Le débat autour de la mise en œuvre d’une surtaxe de 5% sur l’essence et le diesel continue d’agiter le Nigeria. Alors que l’opinion publique s’inquiète d’une nouvelle hausse des prix, le président du comité présidentiel de politique fiscale et de réformes fiscales, Taiwo Oyedele, a rappelé qu’il ne s’agit pas d’un impôt inédit, mais d’une disposition prévue depuis 2007 dans la loi amendée sur l’Agence fédérale d’entretien routier (FERMA). Selon lui, cette taxe ne prendra effet qu’à une date ultérieure fixée par le ministre des Finances et aura pour but de financer les infrastructures de transport afin de réduire les coûts logistiques et, à terme, l’inflation.
Cependant, de nombreux économistes et citoyens doutent de l’opportunité de cette mesure dans un contexte de forte pression économique. Invité sur Arise News, l’économiste et expert en énergie Kelvin Emmanuel a rappelé que le Nigeria dispose de près de 200 000 kilomètres de routes, dont seulement 65 000 km sont bitumés. Le gouvernement fédéral est responsable de 18% de ce réseau, les États de 16%, et les collectivités locales de 66%, ces dernières concentrant la majorité des routes non revêtues. Selon Emmanuel, la surtaxe pourrait générer plus de 1 000 milliards de nairas en 2025, mais le véritable enjeu réside dans la transparence de l’utilisation des fonds et la gouvernance des infrastructures.
Le contexte économique complique encore davantage la situation. Le prix du carburant a bondi de 382% en deux ans, l’inflation alimentaire dépasse 40% et l’inflation générale avoisine 32%. Le revenu par habitant est tombé sous les 800 dollars, tandis que le naira s’est fortement déprécié face au dollar, passant de 751 nairas pour un dollar en 2023 à plus de 1 500 en 2025. «Les Nigérians ont déjà énormément sacrifié, ils peinent à se nourrir et à survivre. Leur demander de payer 45 nairas supplémentaires par litre de carburant est injustifiable tant que le gouvernement n’a pas prouvé une gestion exemplaire des ressources», a dénoncé Emmanuel.

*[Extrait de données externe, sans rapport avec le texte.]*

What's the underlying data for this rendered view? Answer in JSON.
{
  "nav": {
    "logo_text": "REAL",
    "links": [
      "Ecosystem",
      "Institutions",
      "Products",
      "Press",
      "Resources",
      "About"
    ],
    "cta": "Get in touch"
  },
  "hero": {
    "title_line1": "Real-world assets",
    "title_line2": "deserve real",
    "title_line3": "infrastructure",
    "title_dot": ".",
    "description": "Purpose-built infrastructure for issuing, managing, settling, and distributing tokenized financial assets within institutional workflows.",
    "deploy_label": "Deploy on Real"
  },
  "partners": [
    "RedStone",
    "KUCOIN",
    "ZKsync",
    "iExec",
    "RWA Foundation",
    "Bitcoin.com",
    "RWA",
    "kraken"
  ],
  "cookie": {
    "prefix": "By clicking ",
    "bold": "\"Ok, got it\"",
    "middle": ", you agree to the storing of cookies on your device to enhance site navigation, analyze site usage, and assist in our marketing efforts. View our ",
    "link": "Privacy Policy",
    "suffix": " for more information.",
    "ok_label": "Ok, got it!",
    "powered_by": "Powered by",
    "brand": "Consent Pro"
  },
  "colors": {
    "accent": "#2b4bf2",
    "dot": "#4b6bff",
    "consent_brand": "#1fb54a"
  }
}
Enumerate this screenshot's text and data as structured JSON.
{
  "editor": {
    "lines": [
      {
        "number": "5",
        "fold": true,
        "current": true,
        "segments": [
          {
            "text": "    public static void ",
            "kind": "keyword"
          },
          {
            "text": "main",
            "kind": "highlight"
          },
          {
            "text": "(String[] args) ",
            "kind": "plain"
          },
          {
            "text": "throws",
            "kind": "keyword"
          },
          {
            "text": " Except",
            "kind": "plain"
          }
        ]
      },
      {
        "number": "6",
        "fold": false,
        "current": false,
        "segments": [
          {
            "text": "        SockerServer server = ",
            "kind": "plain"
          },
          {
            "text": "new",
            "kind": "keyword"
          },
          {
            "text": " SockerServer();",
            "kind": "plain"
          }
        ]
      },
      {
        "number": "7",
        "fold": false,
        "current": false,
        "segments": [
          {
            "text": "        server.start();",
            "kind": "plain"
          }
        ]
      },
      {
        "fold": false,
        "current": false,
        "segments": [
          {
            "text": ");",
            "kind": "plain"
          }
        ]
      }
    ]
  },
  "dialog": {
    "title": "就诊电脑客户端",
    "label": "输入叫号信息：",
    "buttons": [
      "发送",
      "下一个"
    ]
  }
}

L’expert met en avant la nécessité pour l’État de rendre compte de l’utilisation des économies réalisées depuis la suppression des subventions aux carburants en 2023. Selon lui, une meilleure gestion des revenus pétroliers et une transparence accrue dans la répartition des fonds permettraient de financer les infrastructures routières sans imposer une charge supplémentaire à la population. En toile de fond, c’est la question de la confiance envers l’État qui domine: tant que les Nigérians ne verront pas une réelle exemplarité et des comptes clairs, l’adhésion à de nouvelles taxes restera fragile.